There are two main settings that dictate if integration should be allowed in JS: nodeIntegration and contextIsolation. In this case, nodeIntregration was off (safe setting) and contextIsolation was off (unsafe setting). While the author could not directly call nodejs functionality for RCE, there was a work around!

With contextIsolation disabled, a web page's JavaScript can affect the execution of the internal JavaScript code renderer! So, still a chance for RCE! :) A few called out items were Electron Preload Scripts and other functions with the Electron app.

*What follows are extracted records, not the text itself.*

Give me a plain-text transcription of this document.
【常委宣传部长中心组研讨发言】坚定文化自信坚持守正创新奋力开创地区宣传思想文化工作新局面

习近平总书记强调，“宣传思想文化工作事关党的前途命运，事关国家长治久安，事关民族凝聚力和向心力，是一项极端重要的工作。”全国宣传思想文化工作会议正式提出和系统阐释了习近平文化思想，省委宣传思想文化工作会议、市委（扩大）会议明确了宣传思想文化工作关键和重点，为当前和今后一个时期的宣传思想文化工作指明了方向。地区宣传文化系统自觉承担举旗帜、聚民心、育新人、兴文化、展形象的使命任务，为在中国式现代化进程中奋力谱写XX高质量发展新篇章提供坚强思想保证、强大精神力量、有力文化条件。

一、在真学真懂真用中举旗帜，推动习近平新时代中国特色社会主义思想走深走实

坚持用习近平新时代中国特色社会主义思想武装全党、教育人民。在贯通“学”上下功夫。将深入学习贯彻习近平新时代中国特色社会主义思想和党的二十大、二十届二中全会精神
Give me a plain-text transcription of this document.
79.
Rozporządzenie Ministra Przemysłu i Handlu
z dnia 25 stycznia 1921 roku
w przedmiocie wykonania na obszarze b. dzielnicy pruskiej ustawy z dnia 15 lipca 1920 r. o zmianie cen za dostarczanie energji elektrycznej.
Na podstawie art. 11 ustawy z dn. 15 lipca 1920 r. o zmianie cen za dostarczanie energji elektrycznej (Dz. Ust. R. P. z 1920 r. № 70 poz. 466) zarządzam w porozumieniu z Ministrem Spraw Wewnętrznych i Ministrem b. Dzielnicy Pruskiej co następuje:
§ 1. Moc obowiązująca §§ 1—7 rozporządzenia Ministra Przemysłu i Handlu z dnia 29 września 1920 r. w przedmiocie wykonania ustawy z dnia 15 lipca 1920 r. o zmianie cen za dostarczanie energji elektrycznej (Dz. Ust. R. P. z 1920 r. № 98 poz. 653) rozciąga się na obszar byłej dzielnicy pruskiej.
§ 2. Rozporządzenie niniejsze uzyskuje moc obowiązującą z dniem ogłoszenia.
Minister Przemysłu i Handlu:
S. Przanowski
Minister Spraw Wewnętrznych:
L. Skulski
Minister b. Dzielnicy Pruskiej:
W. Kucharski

With the sandbox escape out of the way, how about an XSS? Using the built-in Markdown functionality, it was possible to load in content from a strict list of URLs into an iFrame. So, XSS on these URLs means XSS on the Discord app! From two of these URLs, the author found XSS.

Game over right? Well, because the content was in an iFrame and the content SHOULD be restricted by Electron. However, even though there was a check for going up to the next window, it still worked! This resulted in a CVE for Electron itself, oddly enough.

Overall, fairly good write up! It is always awesome to see so many bugs chained together, especially when a 0-day in a popular kit is found.

Cloudtrail is the AWS service that logs access to all AWS services, in particular it can log authentication and authorization events.

By using an errored request with specific APIs on AWS, it is possible to map out all access on the account (with a given set of credentials).

This is done by sending a malformed request where one of two things happens: the user is denied or a 400 error occurs. The best part, is that because this is considered an invalid request, it is not logged on Cloudtrail. Hence, a malicious actor could do this to enumerate the access they have (and resources in the account), without it being logged.

AWS considered this to be a non-issue. However, taking a defense-in-depth approach by mitigating this would exploitation even harder. Going forward, I can see this being big in AWS env exploitation.

Most of the time, computers run deterministically with what you tell them. But, what could happen if we could change how this ran?

Mobile device management (MDM) is used for administration of mobile devices. A bypass for an MDM on a phone would allow for the stealing of phones, even with the MDM installed.

Using electromagnetic (non-invasive) it was possible to glitch the phone! Even though this was IMPOSSIBLE to figure when and what was going to crash, sometimes, all we want is a crash.

With a debugging trap set on the phone (in hardware), all that was needed was a specific type of crash and the MDM could be whipped. To perform this glitching, a simple lighter was used. The original post was taken down. Here's a wayback link: here.

SalesForce Lightning is a Customer Relationship Manager or CRM. There are many pieces of software that require a substantial amount of setup and customization for organizations; SalesForce Lightning falls into that category.

Although the author does not find a particular issue WITH SalesForce Lightning itself, he discusses way to attack open SalesForce instances that are running in the wild. This can be VERY useful for a network assessment or bug bounty programs.